De luto por la muerte de decenas de expertos dedicados a la lucha contra el Sida, pero con la esperanza de salvar a las más de 35 millones de personas infectadas por el VIH, científicos de todo el mundo compartieron ayer los resultados de un estudio alentador.

La píldora Truvada, ingerida por personas en alto riesgo de contraer el virus, acaparó la atención de los asistentes. 

Aunque estudios realizados desde 2010 han comprobado que tomarla a diario ayuda a reducir el riesgo de infección, recientemente antiguos participantes fueron estudiados por otros 17 meses y el resultado fue más positivo.

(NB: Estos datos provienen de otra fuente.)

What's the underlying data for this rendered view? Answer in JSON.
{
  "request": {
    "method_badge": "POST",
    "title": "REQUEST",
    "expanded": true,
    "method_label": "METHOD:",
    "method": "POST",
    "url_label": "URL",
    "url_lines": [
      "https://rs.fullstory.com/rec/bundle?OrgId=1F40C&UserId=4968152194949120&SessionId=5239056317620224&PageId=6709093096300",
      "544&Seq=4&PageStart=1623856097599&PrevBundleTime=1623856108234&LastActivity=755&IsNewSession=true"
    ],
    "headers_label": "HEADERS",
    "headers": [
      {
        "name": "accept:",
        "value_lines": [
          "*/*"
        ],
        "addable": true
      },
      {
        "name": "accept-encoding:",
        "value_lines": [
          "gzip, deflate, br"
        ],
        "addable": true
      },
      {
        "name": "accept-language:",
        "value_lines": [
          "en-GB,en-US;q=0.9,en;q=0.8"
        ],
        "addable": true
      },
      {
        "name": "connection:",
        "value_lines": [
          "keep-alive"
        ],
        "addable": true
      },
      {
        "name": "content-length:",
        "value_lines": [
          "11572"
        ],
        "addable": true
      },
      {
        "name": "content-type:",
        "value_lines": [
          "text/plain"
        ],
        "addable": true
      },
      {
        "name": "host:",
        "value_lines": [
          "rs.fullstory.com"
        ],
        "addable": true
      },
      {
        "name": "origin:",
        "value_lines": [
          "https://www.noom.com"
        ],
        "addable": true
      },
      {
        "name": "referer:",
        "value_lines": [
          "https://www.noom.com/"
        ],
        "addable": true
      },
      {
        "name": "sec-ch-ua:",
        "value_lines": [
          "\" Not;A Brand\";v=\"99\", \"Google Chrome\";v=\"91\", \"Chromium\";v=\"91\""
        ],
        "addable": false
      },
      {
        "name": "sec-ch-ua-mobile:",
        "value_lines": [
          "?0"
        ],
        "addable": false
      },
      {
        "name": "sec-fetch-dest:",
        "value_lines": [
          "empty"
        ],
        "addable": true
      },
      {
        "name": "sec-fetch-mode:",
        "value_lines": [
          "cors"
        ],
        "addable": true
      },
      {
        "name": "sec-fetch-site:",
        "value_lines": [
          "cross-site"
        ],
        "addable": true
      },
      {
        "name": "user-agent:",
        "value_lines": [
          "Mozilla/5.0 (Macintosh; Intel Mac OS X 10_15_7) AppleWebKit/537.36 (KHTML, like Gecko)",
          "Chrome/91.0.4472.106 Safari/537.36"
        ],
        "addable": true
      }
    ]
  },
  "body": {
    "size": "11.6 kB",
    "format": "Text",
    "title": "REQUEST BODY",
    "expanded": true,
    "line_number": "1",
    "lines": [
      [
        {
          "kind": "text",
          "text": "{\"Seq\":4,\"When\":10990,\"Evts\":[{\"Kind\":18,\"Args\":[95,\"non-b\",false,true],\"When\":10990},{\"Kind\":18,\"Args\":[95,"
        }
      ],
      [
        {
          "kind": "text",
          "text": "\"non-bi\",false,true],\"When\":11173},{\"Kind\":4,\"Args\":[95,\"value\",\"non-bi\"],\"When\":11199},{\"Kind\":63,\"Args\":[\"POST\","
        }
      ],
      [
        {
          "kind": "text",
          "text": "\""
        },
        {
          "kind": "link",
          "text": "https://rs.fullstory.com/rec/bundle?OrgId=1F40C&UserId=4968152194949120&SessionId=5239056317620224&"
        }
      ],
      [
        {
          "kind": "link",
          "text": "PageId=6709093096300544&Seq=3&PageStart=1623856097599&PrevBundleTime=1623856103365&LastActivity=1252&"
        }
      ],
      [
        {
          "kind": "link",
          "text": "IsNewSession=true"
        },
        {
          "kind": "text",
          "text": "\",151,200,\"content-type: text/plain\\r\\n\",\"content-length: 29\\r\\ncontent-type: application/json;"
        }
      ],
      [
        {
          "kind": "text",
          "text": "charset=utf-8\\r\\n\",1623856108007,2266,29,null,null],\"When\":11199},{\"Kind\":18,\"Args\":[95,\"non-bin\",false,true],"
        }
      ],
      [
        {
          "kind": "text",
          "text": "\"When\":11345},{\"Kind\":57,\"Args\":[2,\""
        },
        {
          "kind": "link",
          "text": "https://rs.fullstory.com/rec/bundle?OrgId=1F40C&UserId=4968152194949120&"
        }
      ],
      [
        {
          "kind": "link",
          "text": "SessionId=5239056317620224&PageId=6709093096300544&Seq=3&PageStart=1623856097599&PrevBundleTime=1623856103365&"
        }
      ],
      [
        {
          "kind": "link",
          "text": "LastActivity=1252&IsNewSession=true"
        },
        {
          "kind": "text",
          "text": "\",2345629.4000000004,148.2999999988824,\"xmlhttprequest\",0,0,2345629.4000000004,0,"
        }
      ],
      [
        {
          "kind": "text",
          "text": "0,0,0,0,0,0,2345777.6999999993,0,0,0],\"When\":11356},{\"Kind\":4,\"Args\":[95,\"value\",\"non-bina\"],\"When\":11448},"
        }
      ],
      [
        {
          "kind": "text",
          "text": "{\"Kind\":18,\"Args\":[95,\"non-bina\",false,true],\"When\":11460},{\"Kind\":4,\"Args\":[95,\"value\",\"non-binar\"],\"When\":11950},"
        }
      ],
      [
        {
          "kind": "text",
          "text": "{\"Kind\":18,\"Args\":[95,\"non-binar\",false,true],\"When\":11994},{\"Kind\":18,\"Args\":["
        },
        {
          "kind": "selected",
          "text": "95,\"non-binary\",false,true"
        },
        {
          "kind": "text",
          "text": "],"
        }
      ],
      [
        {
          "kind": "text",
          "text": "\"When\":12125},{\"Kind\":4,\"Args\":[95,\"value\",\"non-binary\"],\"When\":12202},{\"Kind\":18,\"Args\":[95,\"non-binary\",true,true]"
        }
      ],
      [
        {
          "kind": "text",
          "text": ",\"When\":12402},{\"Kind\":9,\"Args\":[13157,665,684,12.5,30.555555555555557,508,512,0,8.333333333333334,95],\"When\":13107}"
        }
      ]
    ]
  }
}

Los nuevos datos, basados en mil 200 hombres homosexuales y mujeres transgénero que tomaron la medicina durante dicho periodo, mostraron que la píldora es efectiva incluso si la persona no toma algunas dosis. 

Según el estudio publicado por la revista británica Lancet Infectious Diseases, ingerirla dos o tres veces por semana también ayudó a reducir el riesgo.

“Estamos alentados. Existe una demanda, hay tolerancia de dosis olvidadas. Y es segura”, dijo el doctor Robert Grant, líder de la investigación, reportó The Associated Press (AP).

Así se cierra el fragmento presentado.